Secure Act 2.0 — officially, the Securing a Strong Retirement Act — was part of a review of the nation’s retirement system during a hearing held Wednesday by the House Health, Employment, Labor and Pensions Subcommittee.
On May 5, the House Ways and Means Committee passed the Secure Act 2.0, which raises the required minimum distribution age from 72 to 75, expands automatic enrollment in retirement plans and enhances 403(b) plans, among other provisions.

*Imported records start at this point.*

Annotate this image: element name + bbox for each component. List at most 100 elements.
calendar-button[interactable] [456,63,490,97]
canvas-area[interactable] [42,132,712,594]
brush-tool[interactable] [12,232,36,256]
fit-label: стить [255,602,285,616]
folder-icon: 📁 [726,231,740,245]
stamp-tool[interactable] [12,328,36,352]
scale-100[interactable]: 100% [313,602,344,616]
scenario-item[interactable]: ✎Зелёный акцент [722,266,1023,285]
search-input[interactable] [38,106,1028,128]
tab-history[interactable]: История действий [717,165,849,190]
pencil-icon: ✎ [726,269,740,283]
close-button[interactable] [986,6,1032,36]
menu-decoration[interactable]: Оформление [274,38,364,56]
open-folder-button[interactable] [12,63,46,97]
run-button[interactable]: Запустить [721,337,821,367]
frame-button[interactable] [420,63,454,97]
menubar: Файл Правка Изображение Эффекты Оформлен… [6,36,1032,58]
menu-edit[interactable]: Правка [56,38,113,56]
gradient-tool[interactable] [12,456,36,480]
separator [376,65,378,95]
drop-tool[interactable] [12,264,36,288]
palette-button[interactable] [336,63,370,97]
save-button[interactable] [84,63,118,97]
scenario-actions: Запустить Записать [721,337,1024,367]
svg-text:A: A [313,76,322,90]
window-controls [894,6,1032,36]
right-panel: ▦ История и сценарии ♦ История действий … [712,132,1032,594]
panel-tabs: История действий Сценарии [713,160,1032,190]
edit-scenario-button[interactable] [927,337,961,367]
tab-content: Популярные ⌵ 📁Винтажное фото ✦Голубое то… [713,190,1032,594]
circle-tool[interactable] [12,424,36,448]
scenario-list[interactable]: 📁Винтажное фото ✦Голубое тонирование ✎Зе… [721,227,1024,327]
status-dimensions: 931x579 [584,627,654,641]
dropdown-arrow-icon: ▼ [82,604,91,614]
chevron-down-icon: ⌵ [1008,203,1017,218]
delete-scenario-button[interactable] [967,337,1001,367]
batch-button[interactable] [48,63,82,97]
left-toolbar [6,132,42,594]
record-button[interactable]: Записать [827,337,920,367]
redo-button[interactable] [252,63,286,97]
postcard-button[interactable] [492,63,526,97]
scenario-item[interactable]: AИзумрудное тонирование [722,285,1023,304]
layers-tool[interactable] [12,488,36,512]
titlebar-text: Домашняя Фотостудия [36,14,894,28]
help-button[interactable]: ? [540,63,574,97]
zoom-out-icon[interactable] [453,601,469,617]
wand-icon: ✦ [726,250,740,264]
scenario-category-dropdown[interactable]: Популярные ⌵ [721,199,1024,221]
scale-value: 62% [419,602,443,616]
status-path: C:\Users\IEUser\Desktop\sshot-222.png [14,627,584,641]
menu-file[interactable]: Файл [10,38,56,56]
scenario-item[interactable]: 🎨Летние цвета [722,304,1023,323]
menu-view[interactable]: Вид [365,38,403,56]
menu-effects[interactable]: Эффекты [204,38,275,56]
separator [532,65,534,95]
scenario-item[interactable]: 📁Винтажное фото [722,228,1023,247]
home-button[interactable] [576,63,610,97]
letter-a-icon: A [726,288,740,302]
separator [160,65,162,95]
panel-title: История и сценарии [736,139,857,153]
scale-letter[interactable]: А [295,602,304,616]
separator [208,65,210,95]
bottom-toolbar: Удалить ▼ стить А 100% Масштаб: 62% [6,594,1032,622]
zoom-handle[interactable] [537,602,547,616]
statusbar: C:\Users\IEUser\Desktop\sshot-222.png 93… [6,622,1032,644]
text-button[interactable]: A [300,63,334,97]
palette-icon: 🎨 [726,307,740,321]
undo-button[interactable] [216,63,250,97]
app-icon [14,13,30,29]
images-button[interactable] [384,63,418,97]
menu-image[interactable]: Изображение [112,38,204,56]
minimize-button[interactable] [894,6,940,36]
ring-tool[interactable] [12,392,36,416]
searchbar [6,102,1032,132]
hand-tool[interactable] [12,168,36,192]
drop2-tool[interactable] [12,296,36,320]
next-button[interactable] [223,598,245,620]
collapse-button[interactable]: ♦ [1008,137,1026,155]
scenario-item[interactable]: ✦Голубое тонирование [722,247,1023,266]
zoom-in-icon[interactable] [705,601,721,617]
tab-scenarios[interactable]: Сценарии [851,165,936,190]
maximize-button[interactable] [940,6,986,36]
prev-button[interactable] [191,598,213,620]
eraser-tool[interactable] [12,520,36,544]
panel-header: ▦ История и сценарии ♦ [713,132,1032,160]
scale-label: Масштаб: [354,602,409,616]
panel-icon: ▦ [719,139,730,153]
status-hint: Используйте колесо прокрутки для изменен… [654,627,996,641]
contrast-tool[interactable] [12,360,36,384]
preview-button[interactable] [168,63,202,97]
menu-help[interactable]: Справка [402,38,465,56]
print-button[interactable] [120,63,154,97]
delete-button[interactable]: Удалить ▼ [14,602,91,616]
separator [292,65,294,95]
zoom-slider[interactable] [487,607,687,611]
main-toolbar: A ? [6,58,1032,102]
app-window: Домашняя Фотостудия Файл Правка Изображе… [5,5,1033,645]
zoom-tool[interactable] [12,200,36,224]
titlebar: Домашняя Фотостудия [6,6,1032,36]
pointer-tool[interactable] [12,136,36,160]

While “Secure Act 2.0 is a good baby step, ensuring employees the benefits of automatic enrollment,” Teresa Ghilarducci, director of The New School’s Schwartz Center for Economic Policy Analysis, told ThinkAdvisor Wednesday, “it doesn’t address the problems of opt-outs that can decrease coverage and leakages that allow people to deplete their savings before they retire.”
Added Ghilarducci, who testified at the hearing: “We need to build towards a comprehensive solution that gives workers a path to a secure retirement, and that means creating universal pension plans that professionally invest people’s savings over the long term.”